Javaid Rehman, UN special rapporteur on the situation of human rights in Iran, says he "is alarmed by the unprecedented violent crackdown against protesters across the Islamic Republic of Iran in November 2019."

The report, which is based on information collected up to June 24 2020, including from the government of the Islamic Republic of Iran, non-governmental and media organizations and individual interviews with victims of human rights violations, their families and lawyers, says "Excessive [use of] force by State security forces has led to hundreds of deaths and injuries and thousands of arrests. Detained protesters have faced torture and ill-treatment, with some receiving harsh sentences, including the death penalty, after unfair trials.

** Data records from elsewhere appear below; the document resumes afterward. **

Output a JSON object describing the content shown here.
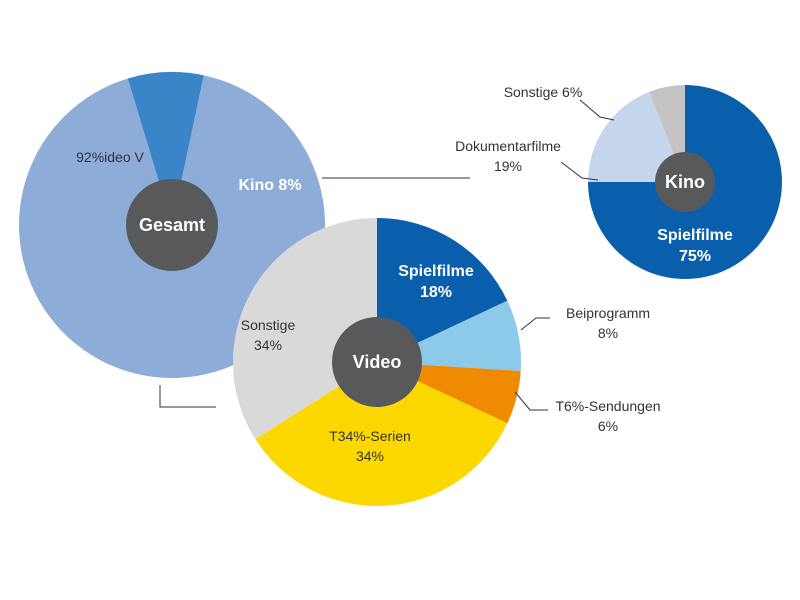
{
  "chart_data": [
    {
      "type": "pie",
      "center_label": "Gesamt",
      "slices": [
        {
          "label": "Video",
          "value": 92,
          "value_text": "92%",
          "color": "#8eacd8"
        },
        {
          "label": "Kino",
          "value": 8,
          "value_text": "8%",
          "color": "#3a85c8"
        }
      ]
    },
    {
      "type": "pie",
      "center_label": "Kino",
      "slices": [
        {
          "label": "Spielfilme",
          "value": 75,
          "value_text": "75%",
          "color": "#0a5fac"
        },
        {
          "label": "Dokumentarfilme",
          "value": 19,
          "value_text": "19%",
          "color": "#c5d5ec"
        },
        {
          "label": "Sonstige",
          "value": 6,
          "value_text": "6%",
          "color": "#c4c4c4"
        }
      ]
    },
    {
      "type": "pie",
      "center_label": "Video",
      "slices": [
        {
          "label": "Spielfilme",
          "value": 18,
          "value_text": "18%",
          "color": "#0a5fac"
        },
        {
          "label": "Beiprogramm",
          "value": 8,
          "value_text": "8%",
          "color": "#8dcaea"
        },
        {
          "label": "TV-Sendungen",
          "value": 6,
          "value_text": "6%",
          "color": "#f08a00"
        },
        {
          "label": "TV-Serien",
          "value": 34,
          "value_text": "34%",
          "color": "#fdd800"
        },
        {
          "label": "Sonstige",
          "value": 34,
          "value_text": "34%",
          "color": "#d9d9d9"
        }
      ]
    }
  ],
  "colors": {
    "center_disc": "#58595b",
    "leader": "#333333"
  }
}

Javaid Rehman criticized the Islamic Republic for its failure to hold perpetrators of human rights violations to account, adding that victims’ families have also reportedly faced harassment by authorities for speaking out.

This is Rehman's third report to the UN General Assembly on the status of human rights in the Iran since his appointment as Special Rapporteur in 2018. He replaced Asma Jahangir after her sudden death in February 2018.

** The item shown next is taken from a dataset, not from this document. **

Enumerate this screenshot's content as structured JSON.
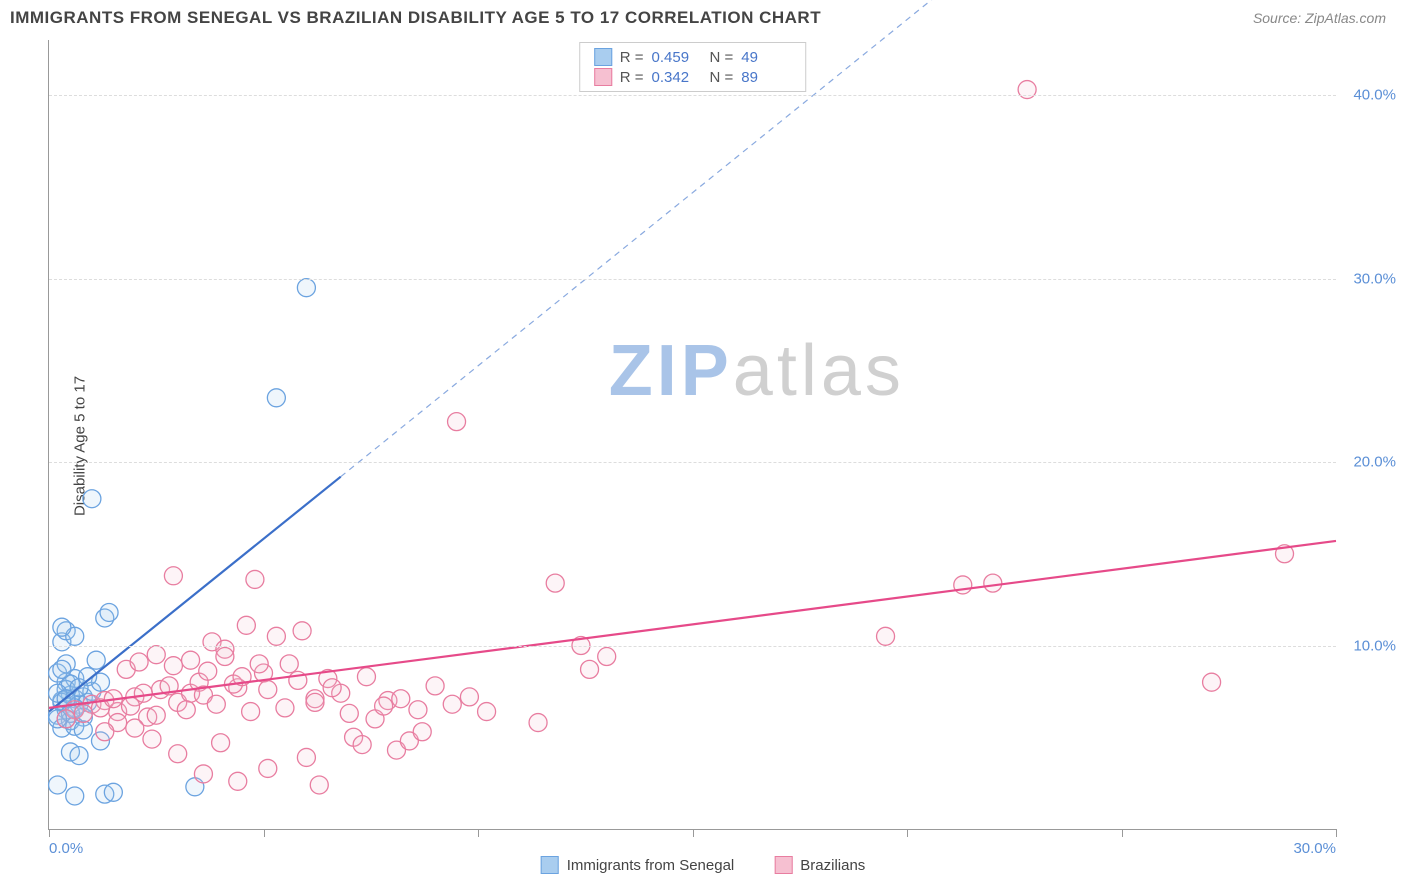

The Iranian government has refused to allow Rehman, Jahangir and her predecessor Ahmad Shaheed to visit Iran to inspect prisons. In fact after a visit by Special Rapporteur for Iran Maurice Copithorne in the early 1980s, Iran never recognized UN Human Rights rapporteurs and categorically accused them of working on behalf of the opposition.

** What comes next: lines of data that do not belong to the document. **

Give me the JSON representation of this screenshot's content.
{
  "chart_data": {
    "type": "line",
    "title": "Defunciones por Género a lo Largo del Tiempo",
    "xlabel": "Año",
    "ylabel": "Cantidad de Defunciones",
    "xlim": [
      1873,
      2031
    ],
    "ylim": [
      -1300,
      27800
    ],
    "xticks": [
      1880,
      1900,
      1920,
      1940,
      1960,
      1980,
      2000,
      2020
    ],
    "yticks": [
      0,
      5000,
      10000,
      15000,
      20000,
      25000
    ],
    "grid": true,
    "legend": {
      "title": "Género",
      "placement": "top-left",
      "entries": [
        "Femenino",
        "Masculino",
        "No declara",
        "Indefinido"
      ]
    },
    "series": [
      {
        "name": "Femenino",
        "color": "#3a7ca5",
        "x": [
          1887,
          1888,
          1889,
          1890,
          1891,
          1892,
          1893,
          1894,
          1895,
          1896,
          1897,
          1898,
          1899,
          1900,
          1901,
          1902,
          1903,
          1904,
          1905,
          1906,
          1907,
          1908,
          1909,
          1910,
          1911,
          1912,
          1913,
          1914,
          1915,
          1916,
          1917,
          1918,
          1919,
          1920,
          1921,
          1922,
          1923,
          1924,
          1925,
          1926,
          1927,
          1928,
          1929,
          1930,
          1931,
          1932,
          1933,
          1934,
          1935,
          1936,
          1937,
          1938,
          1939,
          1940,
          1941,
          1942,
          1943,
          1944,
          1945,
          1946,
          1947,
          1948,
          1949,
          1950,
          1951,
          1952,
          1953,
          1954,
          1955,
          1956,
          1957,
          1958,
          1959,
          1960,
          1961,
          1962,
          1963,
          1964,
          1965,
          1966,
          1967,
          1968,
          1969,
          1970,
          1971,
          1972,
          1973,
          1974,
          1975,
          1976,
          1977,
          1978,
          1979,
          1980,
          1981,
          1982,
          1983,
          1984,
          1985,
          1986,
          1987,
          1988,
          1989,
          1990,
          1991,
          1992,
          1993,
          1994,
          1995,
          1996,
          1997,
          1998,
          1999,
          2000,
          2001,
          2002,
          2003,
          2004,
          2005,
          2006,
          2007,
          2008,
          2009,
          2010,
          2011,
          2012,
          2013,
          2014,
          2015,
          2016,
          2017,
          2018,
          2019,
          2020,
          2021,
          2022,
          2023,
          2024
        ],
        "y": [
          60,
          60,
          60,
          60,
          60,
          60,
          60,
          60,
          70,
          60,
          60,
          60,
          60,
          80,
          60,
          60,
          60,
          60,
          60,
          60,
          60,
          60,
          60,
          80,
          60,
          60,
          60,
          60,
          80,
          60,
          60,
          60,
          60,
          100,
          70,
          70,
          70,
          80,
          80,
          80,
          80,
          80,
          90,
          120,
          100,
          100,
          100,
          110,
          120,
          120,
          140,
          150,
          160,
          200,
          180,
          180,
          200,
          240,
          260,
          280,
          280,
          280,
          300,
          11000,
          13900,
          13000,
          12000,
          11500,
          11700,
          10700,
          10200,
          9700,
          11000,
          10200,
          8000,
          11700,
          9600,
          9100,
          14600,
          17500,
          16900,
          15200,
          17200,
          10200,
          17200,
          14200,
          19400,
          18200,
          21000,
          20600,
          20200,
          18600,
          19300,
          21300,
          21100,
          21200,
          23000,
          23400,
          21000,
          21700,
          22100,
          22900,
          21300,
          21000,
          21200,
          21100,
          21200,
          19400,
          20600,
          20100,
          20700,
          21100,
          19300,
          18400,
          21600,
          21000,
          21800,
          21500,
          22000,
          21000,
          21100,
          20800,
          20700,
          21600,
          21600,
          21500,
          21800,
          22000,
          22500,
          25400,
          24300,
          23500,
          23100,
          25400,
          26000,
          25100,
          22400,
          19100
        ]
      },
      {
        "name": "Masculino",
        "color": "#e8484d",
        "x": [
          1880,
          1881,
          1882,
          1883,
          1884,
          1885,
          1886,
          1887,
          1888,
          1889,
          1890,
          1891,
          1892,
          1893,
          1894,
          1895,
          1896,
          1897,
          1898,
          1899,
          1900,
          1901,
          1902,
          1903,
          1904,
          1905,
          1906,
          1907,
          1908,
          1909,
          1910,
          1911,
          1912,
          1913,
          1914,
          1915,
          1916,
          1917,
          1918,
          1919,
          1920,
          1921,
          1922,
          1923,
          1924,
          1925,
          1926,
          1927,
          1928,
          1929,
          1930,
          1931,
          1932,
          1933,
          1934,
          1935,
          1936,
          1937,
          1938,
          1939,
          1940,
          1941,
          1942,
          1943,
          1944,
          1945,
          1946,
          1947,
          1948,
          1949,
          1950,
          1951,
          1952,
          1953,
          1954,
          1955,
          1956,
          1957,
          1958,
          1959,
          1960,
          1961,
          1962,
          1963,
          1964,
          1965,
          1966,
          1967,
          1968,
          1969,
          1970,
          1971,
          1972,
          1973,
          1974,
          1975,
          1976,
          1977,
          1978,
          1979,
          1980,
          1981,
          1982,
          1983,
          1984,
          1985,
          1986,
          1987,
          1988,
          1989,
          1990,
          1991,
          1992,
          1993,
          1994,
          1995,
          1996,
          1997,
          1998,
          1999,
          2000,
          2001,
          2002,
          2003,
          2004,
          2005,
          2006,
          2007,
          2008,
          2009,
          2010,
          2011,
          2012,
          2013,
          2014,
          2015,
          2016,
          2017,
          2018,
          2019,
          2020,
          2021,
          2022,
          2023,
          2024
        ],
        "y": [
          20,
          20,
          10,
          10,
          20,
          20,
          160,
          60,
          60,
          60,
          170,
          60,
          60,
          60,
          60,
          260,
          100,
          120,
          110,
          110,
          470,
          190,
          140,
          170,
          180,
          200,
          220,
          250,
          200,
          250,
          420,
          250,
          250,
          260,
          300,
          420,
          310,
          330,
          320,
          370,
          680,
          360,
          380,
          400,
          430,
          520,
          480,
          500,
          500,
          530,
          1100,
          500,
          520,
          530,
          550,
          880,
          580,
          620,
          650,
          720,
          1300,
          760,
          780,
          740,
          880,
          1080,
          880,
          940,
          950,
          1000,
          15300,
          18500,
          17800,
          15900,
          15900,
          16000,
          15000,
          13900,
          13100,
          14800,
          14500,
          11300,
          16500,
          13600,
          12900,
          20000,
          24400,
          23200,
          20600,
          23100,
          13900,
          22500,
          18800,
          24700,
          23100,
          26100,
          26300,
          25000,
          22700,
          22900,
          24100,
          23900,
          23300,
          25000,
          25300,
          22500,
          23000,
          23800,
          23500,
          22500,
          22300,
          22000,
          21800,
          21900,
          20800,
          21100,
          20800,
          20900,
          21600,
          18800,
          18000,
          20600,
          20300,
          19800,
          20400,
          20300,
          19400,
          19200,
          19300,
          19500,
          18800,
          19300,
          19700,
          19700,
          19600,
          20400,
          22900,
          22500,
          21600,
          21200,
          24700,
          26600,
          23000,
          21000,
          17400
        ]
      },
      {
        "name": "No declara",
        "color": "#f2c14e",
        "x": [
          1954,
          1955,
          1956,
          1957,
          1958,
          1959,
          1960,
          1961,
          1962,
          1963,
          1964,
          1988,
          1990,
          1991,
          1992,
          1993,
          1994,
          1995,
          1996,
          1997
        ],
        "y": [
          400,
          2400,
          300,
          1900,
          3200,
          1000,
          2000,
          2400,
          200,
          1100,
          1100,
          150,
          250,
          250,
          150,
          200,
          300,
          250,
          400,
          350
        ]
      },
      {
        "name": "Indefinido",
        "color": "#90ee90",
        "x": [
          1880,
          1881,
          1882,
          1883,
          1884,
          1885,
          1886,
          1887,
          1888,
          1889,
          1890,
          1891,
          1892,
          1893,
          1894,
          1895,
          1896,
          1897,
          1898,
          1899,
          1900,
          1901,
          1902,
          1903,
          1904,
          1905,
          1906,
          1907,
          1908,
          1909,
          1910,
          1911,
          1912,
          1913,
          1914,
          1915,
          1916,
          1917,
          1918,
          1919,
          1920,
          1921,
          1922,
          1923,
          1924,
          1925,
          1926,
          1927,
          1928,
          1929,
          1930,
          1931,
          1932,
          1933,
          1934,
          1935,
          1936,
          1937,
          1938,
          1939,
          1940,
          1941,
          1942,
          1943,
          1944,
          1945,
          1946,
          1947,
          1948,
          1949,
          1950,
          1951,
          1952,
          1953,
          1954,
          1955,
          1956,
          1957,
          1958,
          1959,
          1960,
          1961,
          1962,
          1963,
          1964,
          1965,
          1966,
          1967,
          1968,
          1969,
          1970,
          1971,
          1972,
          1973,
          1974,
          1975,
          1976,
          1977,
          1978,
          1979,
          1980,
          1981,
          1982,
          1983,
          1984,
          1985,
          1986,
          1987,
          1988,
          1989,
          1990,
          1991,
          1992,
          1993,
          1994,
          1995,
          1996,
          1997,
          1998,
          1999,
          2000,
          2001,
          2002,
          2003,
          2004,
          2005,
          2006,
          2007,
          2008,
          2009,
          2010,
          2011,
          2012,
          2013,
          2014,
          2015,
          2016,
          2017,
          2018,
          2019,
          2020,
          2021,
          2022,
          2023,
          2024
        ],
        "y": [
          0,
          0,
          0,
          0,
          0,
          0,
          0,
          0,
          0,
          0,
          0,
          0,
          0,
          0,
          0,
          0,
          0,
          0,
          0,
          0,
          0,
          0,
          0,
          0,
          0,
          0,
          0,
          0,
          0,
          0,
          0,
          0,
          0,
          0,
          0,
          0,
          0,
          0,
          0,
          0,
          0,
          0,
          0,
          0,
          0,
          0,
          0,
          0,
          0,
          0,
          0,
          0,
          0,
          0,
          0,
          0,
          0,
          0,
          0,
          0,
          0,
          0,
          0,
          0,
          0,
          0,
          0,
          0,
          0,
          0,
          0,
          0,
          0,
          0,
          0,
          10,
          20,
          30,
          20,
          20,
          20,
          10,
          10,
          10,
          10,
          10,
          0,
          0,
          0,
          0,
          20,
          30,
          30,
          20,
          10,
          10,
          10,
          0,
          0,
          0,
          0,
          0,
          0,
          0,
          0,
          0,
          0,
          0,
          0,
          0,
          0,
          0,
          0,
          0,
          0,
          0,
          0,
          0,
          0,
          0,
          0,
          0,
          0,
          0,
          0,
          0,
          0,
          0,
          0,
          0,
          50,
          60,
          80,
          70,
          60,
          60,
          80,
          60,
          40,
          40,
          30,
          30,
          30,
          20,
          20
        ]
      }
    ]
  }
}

In his report to the UN General Assembly, Javaid Rahman observed that the violent response to the January 2020 protests following the shooting down of Ukraine International Airlines Flight 752 demonstrated that the Islamic Republic continues to use excessive force to suppress freedom of expression and peaceful assembly.

Meanwhile, he called the temporary prisoner releases to mitigate the spread of COVID-19 in prisons "a positive initiative." But the Special Rapporteur said he was still concerned that most human rights defenders, lawyers, dual and foreign nationals and other targeted groups have not benefitted from the initiative.

Rehman said in the Report that he was shocked by the unprecedented use of excessive and lethal force by State security forces during the November 2019 protests, including by the police, the Islamic Revolutionary Guard Corps and its Basij militia, adding that according to credible sources, at least 304 people, including 23 children and 10 women, were killed between 15 to 19 November 2019 in 37 cities across Iran, although he acknowledge that "the death toll is believed to be much higher."

One of the most shocking parts of Rehman's reports is about the treatment of arrested protesters in detention: "The Special Rapporteur is extremely disturbed by reports of denial of medical treatment, torture and other ill-treatment and forced confessions of detained protesters. Video footage that first appeared online on 16 November 2019 shows handcuffed detainees being beaten by security forces at Mali Abad police station in Shiraz. Other reports allege hundreds of protesters, including children, were brought into Raja’i Shahr prison in Karaj on 16 November 2019."

The Special Rapporteur further observed that the detainees were "flogged and beaten on a daily basis, by hand and with batons, while handcuffed and blindfolded." He added that arrested protesters who were wounded by live ammunition during the protests were reportedly transferred to prisons rather than to hospitals.

The report also adds that scores of children were also among those arrested  during and in the aftermath of the protests in November 2019 and January 2020.  

According to the website of the office of the United Nations High Commissioner for Human rights, Mr. Rehman is a Professor of International Human Rights Law and Muslim Constitutionalism at Brunel University, London. Mr Rehman teaches human rights law and Islamic law and continues to publish extensively in the subjects of international human rights law, Islamic law and constitutional practices of Muslim majority States.